Resisting the urge to go scuba diving (which could have proved financially suicidal), we headed towards Galle, the ‘Capital of the South’. We drove along the coast again, this time the view getting only better. At Galle, we went to an ancient fort that the Dutch had built sometime in the 16th century, to protect against a possible Portuguese attack from the sea and locals from the inland. The fort is today a free tourist spot and a lover’s paradise. Dozens of couples sat along the fort walls, covered from the world by their umbrellas and least bothered by tourists around. We had on one side an aerial view of the city and on another of the never-ending Indian Ocean.
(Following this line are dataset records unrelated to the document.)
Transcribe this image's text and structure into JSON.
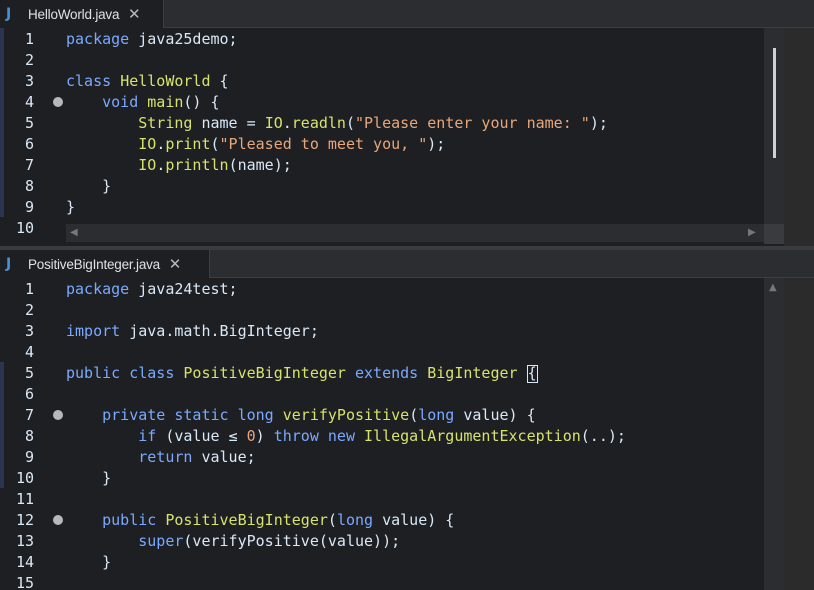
{
  "editors": [
    {
      "tab": {
        "icon": "J",
        "label": "HelloWorld.java",
        "close": "✕"
      },
      "lines": [
        {
          "n": "1",
          "tokens": [
            [
              "kw",
              "package "
            ],
            [
              "plain",
              "java25demo;"
            ]
          ]
        },
        {
          "n": "2",
          "tokens": []
        },
        {
          "n": "3",
          "tokens": [
            [
              "kw",
              "class "
            ],
            [
              "cls",
              "HelloWorld "
            ],
            [
              "plain",
              "{"
            ]
          ]
        },
        {
          "n": "4",
          "fold": true,
          "tokens": [
            [
              "plain",
              "    "
            ],
            [
              "kw",
              "void "
            ],
            [
              "meth",
              "main"
            ],
            [
              "plain",
              "() {"
            ]
          ]
        },
        {
          "n": "5",
          "tokens": [
            [
              "plain",
              "        "
            ],
            [
              "cls",
              "String "
            ],
            [
              "plain",
              "name = "
            ],
            [
              "cls",
              "IO"
            ],
            [
              "plain",
              "."
            ],
            [
              "meth",
              "readln"
            ],
            [
              "plain",
              "("
            ],
            [
              "str",
              "\"Please enter your name: \""
            ],
            [
              "plain",
              ");"
            ]
          ]
        },
        {
          "n": "6",
          "tokens": [
            [
              "plain",
              "        "
            ],
            [
              "cls",
              "IO"
            ],
            [
              "plain",
              "."
            ],
            [
              "meth",
              "print"
            ],
            [
              "plain",
              "("
            ],
            [
              "str",
              "\"Pleased to meet you, \""
            ],
            [
              "plain",
              ");"
            ]
          ]
        },
        {
          "n": "7",
          "tokens": [
            [
              "plain",
              "        "
            ],
            [
              "cls",
              "IO"
            ],
            [
              "plain",
              "."
            ],
            [
              "meth",
              "println"
            ],
            [
              "plain",
              "(name);"
            ]
          ]
        },
        {
          "n": "8",
          "tokens": [
            [
              "plain",
              "    }"
            ]
          ]
        },
        {
          "n": "9",
          "tokens": [
            [
              "plain",
              "}"
            ]
          ]
        },
        {
          "n": "10",
          "tokens": []
        }
      ]
    },
    {
      "tab": {
        "icon": "J",
        "label": "PositiveBigInteger.java",
        "close": "✕"
      },
      "lines": [
        {
          "n": "1",
          "tokens": [
            [
              "kw",
              "package "
            ],
            [
              "plain",
              "java24test;"
            ]
          ]
        },
        {
          "n": "2",
          "tokens": []
        },
        {
          "n": "3",
          "tokens": [
            [
              "kw",
              "import "
            ],
            [
              "plain",
              "java.math.BigInteger;"
            ]
          ]
        },
        {
          "n": "4",
          "tokens": []
        },
        {
          "n": "5",
          "tokens": [
            [
              "kw",
              "public class "
            ],
            [
              "cls",
              "PositiveBigInteger "
            ],
            [
              "kw",
              "extends "
            ],
            [
              "cls",
              "BigInteger "
            ],
            [
              "caret",
              "{"
            ]
          ]
        },
        {
          "n": "6",
          "tokens": []
        },
        {
          "n": "7",
          "fold": true,
          "tokens": [
            [
              "plain",
              "    "
            ],
            [
              "kw",
              "private static long "
            ],
            [
              "meth",
              "verifyPositive"
            ],
            [
              "plain",
              "("
            ],
            [
              "kw",
              "long "
            ],
            [
              "plain",
              "value) {"
            ]
          ]
        },
        {
          "n": "8",
          "tokens": [
            [
              "plain",
              "        "
            ],
            [
              "kw",
              "if "
            ],
            [
              "plain",
              "(value ≤ "
            ],
            [
              "num",
              "0"
            ],
            [
              "plain",
              ") "
            ],
            [
              "kw",
              "throw new "
            ],
            [
              "cls",
              "IllegalArgumentException"
            ],
            [
              "plain",
              "(..);"
            ]
          ]
        },
        {
          "n": "9",
          "tokens": [
            [
              "plain",
              "        "
            ],
            [
              "kw",
              "return "
            ],
            [
              "plain",
              "value;"
            ]
          ]
        },
        {
          "n": "10",
          "tokens": [
            [
              "plain",
              "    }"
            ]
          ]
        },
        {
          "n": "11",
          "tokens": []
        },
        {
          "n": "12",
          "fold": true,
          "tokens": [
            [
              "plain",
              "    "
            ],
            [
              "kw",
              "public "
            ],
            [
              "meth",
              "PositiveBigInteger"
            ],
            [
              "plain",
              "("
            ],
            [
              "kw",
              "long "
            ],
            [
              "plain",
              "value) {"
            ]
          ]
        },
        {
          "n": "13",
          "tokens": [
            [
              "plain",
              "        "
            ],
            [
              "kw",
              "super"
            ],
            [
              "plain",
              "(verifyPositive(value));"
            ]
          ]
        },
        {
          "n": "14",
          "tokens": [
            [
              "plain",
              "    }"
            ]
          ]
        },
        {
          "n": "15",
          "tokens": []
        }
      ]
    }
  ],
  "scroll": {
    "left_arrow": "◀",
    "right_arrow": "▶",
    "up_arrow": "▲"
  },
  "colors": {
    "keyword": "#7aa9ff",
    "class": "#d7e36c",
    "string": "#e8a77a",
    "text": "#d9e8f7",
    "background": "#1e1f22"
  }
}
We wondered what the next stop would be if one started swimming along towards Australia. (We were, of course, joking. It’s humanly impossible)
We took a long ride back to Tholangamuwa, stopping at Colombo for a brief while to shop for our loved ones back home. (The fac t was that we were so engrossed in the beauty that we missed very few people, but we didn’t want them to know that).
I had to leave the next day. I came back and went to work directly from the airport. My friends were lucky enough to spend another three days visiting the most beautiful places in Sri Lanka while I was taking in the pollution. Three long days where my body was in office in front of my comp but my mind was back with the rest of them, in Sri Lanka, driving along clean roads, running along its beautiful beaches and jumping the waves of the godly Indian Ocean.